My rating: 5 of 5 stars
I have a lot of love for Michelle Magorian, one of the great dames of British children’s literature. I’ve spoken about Back Home before, briefly, in a list of books featuring Dartington Hall, the place where I went to University. It was, however, a too brief mention and so I returned to Back Home in order to review it properly.
And, to be honest, I returned because I’ve spent too long without reading a Michelle Magorian. She’s one of those writers who simply is and always will be there in my life and her stories are ones that I return to when I need comfort, or when I just need to remind myself of what can happen when people are really good at what they do.
Back Home is a gorgeous, powerful book. Virginia is returning to the UK after being evacuated during the second world war to the United States. She’s come back with a new nickname, Rusty, and a new more confident personality. Fitting back into the world that she left is hard. Her family still expects her to be the Virginia they let go, her grandmother basically loathes her, and the war torn nature of Britain comes as stark contrast to the life Rusty led in the United States.
And so, perhaps inevitably, Rusty is sent to boarding school to bring her back to the girl that various people want her to be. It does not go well.

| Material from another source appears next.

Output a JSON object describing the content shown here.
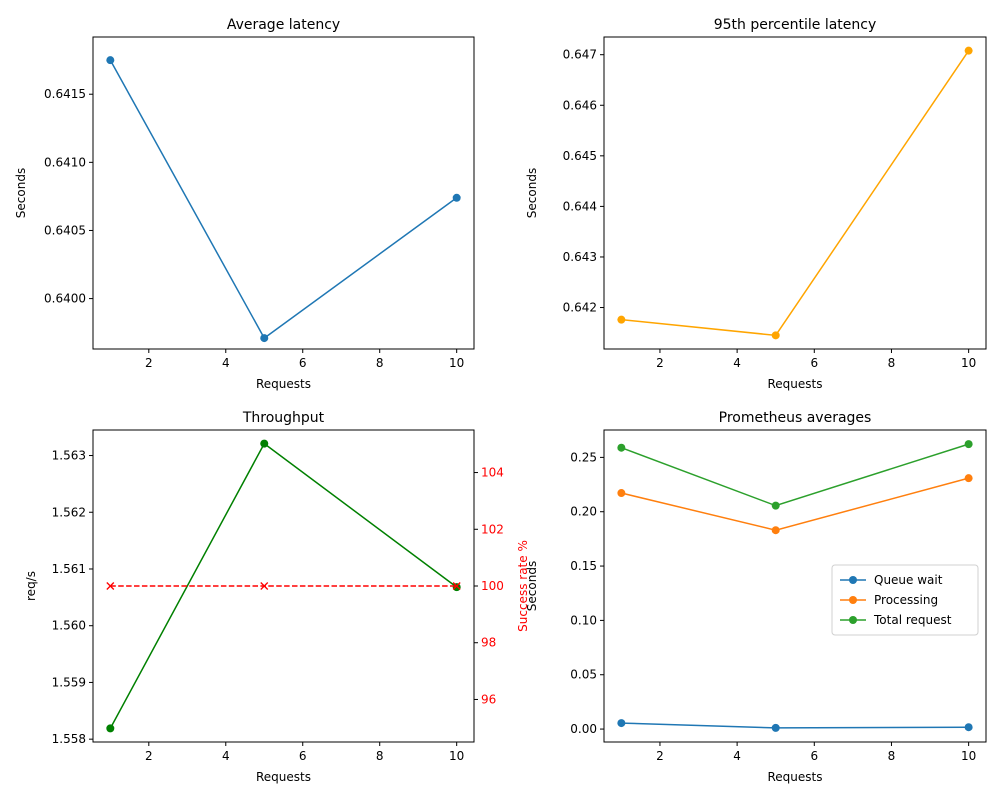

Alex Baugh sums it up excellently in this review by calling it “a misfit come of age story.” What’s particularly interesting is that this by no means refers solely to Rusty. There’s a strong feminist slant towards some of the novel, particularly the storyline affecting Rusty’s mother, and so Back Home is not just the story of Rusty figuring out who she is now. It’s the story of a whole lot of people figuring out who they are after the world changed all around them.
Magorian’s language and writing style are vivid and heartfelt. There’s points in this where you feel every single step taken by Rusty and, as ever with a Magorian, there will be tears. But there’s more than sadness in this book, it’s not just about those sorts of tears. It’s about hope and joining these characters on their journey of discovery.
Michelle Magorian is outstanding. You should all go read her stuff, now. I’ll write you a note for PE and I’ll phone your boss for you. Trust me, it’s worth it.